The Break(42)







NINETEEN


Rowan. Friday morning. November 11th.


After a particularly sleepless night, I’m outside the care facility waiting to introduce Lila to my mother.

June is still gone.

I know this because I called the detective last night around seven, right after I got Lila down for the first time. Just looking for an update, Mr. Patricks, I said to him in a voice chiller than I’d intended, and after he gave me a bit of a hard time about being uncooperative on our first phone call, he told me that June was now officially a missing person and her case had been turned over to the New York City Police Department.

The wind picks up, whistling over the silver metal railing along the ramp that zigzags toward the entrance of the gray cement building marked THORNDALE SENIOR LIVING. I’m so on edge my teeth hurt. And it’s brutally cold, so if they keep me out here waiting another minute I’m just going to have to brave the germs and head inside. On the phone yesterday I told the nurses my concerns about bringing in such a young baby, and they suggested I arrive during the residents’ rest period when everyone would be inside their rooms and Lila would be exposed to fewer people. They said they’d send a nurse out and she’d take me right to my mom.



When I told the pediatrician about my mother’s condition and asked about bringing Lila to the care facility to meet her, she said, If it were me, I’d visit my mother. You’ll never forgive yourself if something happened to your mom and she never met your little girl.

I didn’t tell the pediatrician about bringing Lila into a café to meet with June. Because that just feels stupid and na?ve the more I think about it. And I can’t seem to stop thinking about it: it’s like an insane loop of doubt and self-punishing thoughts ever since Lila’s been born. I can’t stop berating myself for all the mistakes I’ve made; I’m practically counting seventy-two hours since that café date, trying to listen carefully for any sounds of a sniffle, feeling for any elevated temp. And now after I take her inside to meet my mom I’ll just have to start the clock all over again.

The worry feels endless.

Finally a nurse comes out. “Can’t be careful enough!” she says in a cheerful Irish accent, pointing to her green surgical mask.

“Thank you,” I say. “I really appreciate it.”

“Come inside before you catch your death,” she says. The turn of phrase unsettles me. It sounds off-kilter coming from someone so young.

I hold Lila tightly as we head through the glass doors. I’ve got one of those breathable muslin blankets to drape lightly over her head as we walk down the halls—I figure it has to be better than nothing, and it’s not like I can put a mask on a newborn. But the halls are mostly empty. The linoleum is squeaky clean, and I’ve never been so grateful for the smell of Lysol. We pass a room with an elderly woman keening. She quiets down for a moment, and then asks, “Where is my brother? My brother, Jack? Where is he?”

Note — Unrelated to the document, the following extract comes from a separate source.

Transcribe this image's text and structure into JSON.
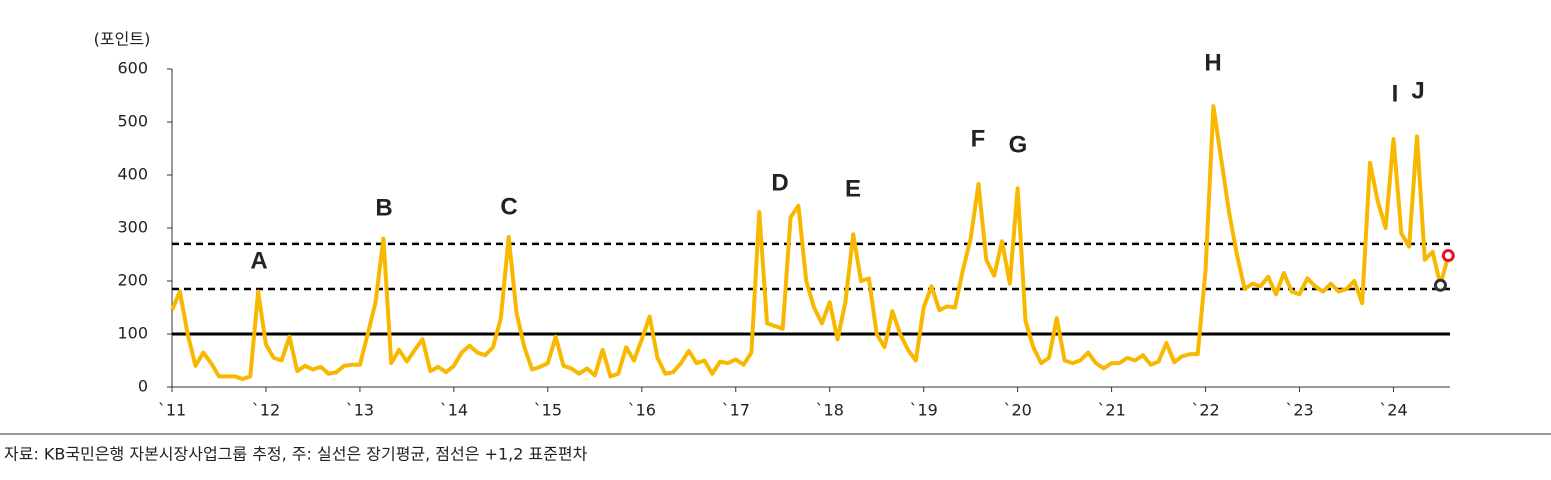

“So how’s the baby?” the nurse asks as we walk toward my mother’s room. She’s all sunshine, seemingly unbothered by the crying woman, who looks to be in her nineties. Her brother is probably dead.



“Um,” I say, a lump rising in my throat. Thank God other people are tougher than me so they can do these types of caretaking jobs while I just make up useless stories from the safety of my apartment. “The baby is wonderful,” I say. I peek beneath the muslin and kiss the top of her dark head.

“And how’s your recovery going?” the nurse asks. “I had terrible postpartum depression.”

It startles me. Not that she’s so forthcoming (which I appreciate) but that she’s already had a baby. She looks early twenties. “Well, I’m not really sure what’s wrong with me,” I say, figuring I owe her honesty like she gave me. Wouldn’t the world be such a better place for parents if we all did this? “My therapist seems to think I’ve got PTSD from having such a traumatic birth, and I definitely have postpartum anxiety—I can feel it coursing through me like a dark, frantic river—but I wouldn’t call it depression.” I don’t feel hopeless—it’s the opposite, actually: the hope I feel for Lila and me and our future together is enough to crush me; it’s a blinding light, an expanding balloon, a palm opening to hold mine. It’s all the things that might be.

“Hmmm,” says the nurse as we pass an orderly pushing a cleaning cart packed with Windex, tissues, and tiny shampoo and conditioner bottles. “I’m sorry to hear that your birth was traumatic.”

“I almost bled out,” I say.

I can see her red eyebrows rise. “Really?” she asks. “Your mom didn’t tell me.”

“She doesn’t know,” I say, surprised she thinks that anyone would ever tell that to my mother in the state she’s in. “We didn’t want to upset her,” I add.

“Your mother can handle more than you think,” she says.

I remember the last time I came here; my stomach was so big I couldn’t get comfortable sitting beside my mom in the bed, so they brought in a recliner. “But she gets so agitated when she’s confused,” I say to the nurse, “and I guess I figured it could work the other way around, too, like if we upset her, it could make her worse.”